What insurance does a Florida contractor usually need in 2026?
Most Florida contractors should review general liability, workers compensation, commercial auto, tools and equipment, commercial umbrella, and any required surety bonds. The exact answer depends on trade, payroll, subcontractor use, vehicles, job size, license category, contracts, and whether the work is residential, commercial, public, or coastal.
Do Florida construction contractors need workers compensation insurance?
Florida DFS says construction industry employers with one or more employees, including business owners who are corporate officers or LLC members, must have workers compensation coverage. Active state-licensed CILB construction licensees must maintain workers compensation coverage or an exemption. Owner exemptions are specific to eligible people; they should not be treated as blanket coverage for every worker on a jobsite.
Why do Florida contractors get workers comp audit bills for subcontractors?
Audit bills often come from missing certificates, expired exemptions, uninsured subs, payroll that changed during the year, or work that does not match the estimated class codes.

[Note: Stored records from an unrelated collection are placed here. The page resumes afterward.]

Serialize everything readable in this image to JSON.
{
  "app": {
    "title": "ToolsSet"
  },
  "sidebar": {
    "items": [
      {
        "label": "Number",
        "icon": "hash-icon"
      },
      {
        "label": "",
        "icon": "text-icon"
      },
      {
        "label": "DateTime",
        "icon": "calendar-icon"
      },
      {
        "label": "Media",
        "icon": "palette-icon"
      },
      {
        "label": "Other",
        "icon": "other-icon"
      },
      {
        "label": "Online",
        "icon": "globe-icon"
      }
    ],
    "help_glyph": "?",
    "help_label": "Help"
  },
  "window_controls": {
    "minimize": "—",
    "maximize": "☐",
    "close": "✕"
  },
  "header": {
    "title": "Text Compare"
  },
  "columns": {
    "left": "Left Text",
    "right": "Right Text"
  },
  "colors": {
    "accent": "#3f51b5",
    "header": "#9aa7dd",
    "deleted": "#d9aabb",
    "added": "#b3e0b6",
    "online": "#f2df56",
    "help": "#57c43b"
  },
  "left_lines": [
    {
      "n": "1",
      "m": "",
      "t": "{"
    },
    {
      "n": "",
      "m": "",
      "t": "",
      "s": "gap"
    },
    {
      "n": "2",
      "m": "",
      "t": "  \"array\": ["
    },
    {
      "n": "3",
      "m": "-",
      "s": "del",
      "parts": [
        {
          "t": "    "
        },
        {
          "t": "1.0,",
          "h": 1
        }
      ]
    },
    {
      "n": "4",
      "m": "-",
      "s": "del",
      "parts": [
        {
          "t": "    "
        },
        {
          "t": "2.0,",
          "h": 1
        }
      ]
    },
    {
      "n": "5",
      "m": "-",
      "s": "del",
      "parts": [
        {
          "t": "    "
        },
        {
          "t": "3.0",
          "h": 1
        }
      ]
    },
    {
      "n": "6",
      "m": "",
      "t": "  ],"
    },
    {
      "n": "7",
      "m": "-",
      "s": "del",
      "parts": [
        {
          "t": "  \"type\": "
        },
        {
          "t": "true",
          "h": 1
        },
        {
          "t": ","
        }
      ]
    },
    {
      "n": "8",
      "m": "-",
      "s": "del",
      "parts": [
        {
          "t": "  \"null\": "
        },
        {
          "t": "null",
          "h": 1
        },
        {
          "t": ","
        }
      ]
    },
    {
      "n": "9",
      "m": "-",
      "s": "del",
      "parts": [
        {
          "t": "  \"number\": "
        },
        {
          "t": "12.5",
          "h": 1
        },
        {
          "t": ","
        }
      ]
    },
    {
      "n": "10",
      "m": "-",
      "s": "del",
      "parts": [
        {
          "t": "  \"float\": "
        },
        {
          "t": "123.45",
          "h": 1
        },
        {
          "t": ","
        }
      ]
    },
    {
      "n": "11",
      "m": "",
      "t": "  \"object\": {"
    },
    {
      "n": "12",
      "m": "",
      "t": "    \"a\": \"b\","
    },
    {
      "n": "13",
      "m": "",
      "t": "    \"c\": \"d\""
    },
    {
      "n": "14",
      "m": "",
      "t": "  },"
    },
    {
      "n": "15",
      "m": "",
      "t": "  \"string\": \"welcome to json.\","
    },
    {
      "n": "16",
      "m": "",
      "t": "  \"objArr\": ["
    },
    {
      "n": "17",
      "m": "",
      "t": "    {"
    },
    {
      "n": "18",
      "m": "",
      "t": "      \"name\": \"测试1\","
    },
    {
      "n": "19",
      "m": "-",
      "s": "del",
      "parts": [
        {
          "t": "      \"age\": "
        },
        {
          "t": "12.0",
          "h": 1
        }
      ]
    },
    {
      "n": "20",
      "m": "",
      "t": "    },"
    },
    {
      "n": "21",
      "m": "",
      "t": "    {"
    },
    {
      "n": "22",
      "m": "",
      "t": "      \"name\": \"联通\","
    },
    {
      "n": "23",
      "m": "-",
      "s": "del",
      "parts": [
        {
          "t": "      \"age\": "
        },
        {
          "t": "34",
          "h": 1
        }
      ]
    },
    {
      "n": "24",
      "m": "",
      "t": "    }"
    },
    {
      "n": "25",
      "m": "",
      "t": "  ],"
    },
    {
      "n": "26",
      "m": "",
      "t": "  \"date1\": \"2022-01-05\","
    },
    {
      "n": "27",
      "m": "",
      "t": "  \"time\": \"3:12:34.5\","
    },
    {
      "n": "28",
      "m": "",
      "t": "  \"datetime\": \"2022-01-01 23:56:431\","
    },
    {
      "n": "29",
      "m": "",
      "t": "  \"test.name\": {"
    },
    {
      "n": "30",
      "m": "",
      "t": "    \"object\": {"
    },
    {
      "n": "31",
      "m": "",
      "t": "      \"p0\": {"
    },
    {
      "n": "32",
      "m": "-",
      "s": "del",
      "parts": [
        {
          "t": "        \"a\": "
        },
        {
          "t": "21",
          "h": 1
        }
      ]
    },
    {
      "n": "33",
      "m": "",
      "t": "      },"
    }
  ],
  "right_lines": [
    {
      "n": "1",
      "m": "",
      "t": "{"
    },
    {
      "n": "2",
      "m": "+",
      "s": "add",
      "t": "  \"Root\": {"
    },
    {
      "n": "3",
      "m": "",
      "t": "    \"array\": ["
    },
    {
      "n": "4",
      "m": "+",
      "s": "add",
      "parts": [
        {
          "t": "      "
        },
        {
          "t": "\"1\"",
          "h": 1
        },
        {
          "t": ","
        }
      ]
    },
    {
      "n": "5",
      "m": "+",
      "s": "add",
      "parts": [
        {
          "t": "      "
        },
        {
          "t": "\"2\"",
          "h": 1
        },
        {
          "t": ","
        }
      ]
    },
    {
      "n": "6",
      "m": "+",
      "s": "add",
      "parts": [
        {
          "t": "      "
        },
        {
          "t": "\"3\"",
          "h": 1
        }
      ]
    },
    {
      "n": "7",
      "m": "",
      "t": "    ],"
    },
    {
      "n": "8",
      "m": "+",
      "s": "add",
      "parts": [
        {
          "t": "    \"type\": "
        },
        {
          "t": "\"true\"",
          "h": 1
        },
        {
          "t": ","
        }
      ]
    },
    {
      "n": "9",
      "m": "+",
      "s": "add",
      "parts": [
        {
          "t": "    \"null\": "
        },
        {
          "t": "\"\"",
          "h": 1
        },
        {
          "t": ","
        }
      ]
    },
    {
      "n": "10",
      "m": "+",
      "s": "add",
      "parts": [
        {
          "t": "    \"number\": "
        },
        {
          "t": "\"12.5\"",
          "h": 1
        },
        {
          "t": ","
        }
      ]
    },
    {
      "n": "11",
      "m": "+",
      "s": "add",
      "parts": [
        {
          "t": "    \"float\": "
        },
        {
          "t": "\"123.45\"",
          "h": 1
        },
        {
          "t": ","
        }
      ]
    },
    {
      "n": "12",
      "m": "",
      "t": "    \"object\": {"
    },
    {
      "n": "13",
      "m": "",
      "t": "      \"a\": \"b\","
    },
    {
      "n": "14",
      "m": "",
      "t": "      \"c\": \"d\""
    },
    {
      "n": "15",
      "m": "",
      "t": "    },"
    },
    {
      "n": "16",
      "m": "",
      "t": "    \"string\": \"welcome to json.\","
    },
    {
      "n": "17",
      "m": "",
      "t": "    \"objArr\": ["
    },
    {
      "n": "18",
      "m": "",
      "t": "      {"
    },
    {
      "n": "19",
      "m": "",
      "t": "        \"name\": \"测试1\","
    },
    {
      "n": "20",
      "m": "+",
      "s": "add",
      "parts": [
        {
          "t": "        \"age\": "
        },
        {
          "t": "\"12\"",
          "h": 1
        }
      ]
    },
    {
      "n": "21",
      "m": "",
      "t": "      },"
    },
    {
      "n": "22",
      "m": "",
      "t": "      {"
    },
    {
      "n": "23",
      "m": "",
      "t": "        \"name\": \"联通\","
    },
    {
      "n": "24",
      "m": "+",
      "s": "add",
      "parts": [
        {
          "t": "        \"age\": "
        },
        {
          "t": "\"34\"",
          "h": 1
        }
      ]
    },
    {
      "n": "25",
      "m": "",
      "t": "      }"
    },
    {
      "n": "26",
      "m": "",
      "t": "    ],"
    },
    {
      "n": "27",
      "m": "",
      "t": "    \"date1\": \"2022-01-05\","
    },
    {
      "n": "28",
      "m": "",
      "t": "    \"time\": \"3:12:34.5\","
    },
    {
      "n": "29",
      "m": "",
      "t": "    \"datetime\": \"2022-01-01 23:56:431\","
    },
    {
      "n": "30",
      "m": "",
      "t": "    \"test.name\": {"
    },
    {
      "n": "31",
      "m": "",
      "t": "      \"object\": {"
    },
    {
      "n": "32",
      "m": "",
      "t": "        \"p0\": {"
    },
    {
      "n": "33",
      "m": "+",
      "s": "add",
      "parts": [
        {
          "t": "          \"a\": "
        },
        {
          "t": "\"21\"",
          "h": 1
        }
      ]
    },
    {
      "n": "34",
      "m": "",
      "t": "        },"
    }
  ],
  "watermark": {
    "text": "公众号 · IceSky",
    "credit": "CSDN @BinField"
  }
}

Florida DFS warns that if a subcontractor does not secure required coverage for its employees, those workers can become the contractor's responsibility for workers compensation purposes.
Are Florida contractor insurance rates going down in 2026?
Not across every line. Florida OIR approved a 6.9% statewide workers compensation rate decrease for new and renewal policies effective Jan. 1, 2026, but a contractor's final cost still depends on payroll, class codes, experience modification, subcontractor records, losses, GL exposures, auto drivers, tools, job size, and available carrier appetite.
How much does contractor insurance cost in Florida?
Florida contractor insurance cost depends on trade, payroll, subcontractor use, vehicles, drivers, losses, job size, limits, certificates, tools, equipment, bonds, and contract requirements. Florida workers compensation has a verified 2026 statewide rate decrease, but each contractor's final premium still depends on audited exposure and carrier appetite.
What contractor documents should I send before renewal or a bid deadline?
Send current policies, loss runs, payroll by class code, employee and owner status, subcontractor COIs, exemption certificates, vehicle and driver schedules, equipment lists, sample contracts, certificate wording, additional insured requirements, waiver requests, umbrella limits, and bond forms if a project requires them.
Is a certificate of insurance enough for a Florida contractor contract?
A certificate is evidence of insurance, but it does not automatically change policy language. Contract requests such as additional insured status, waiver of subrogation, primary and noncontributory wording, completed operations, or special umbrella limits need to be checked against the actual policy and endorsements.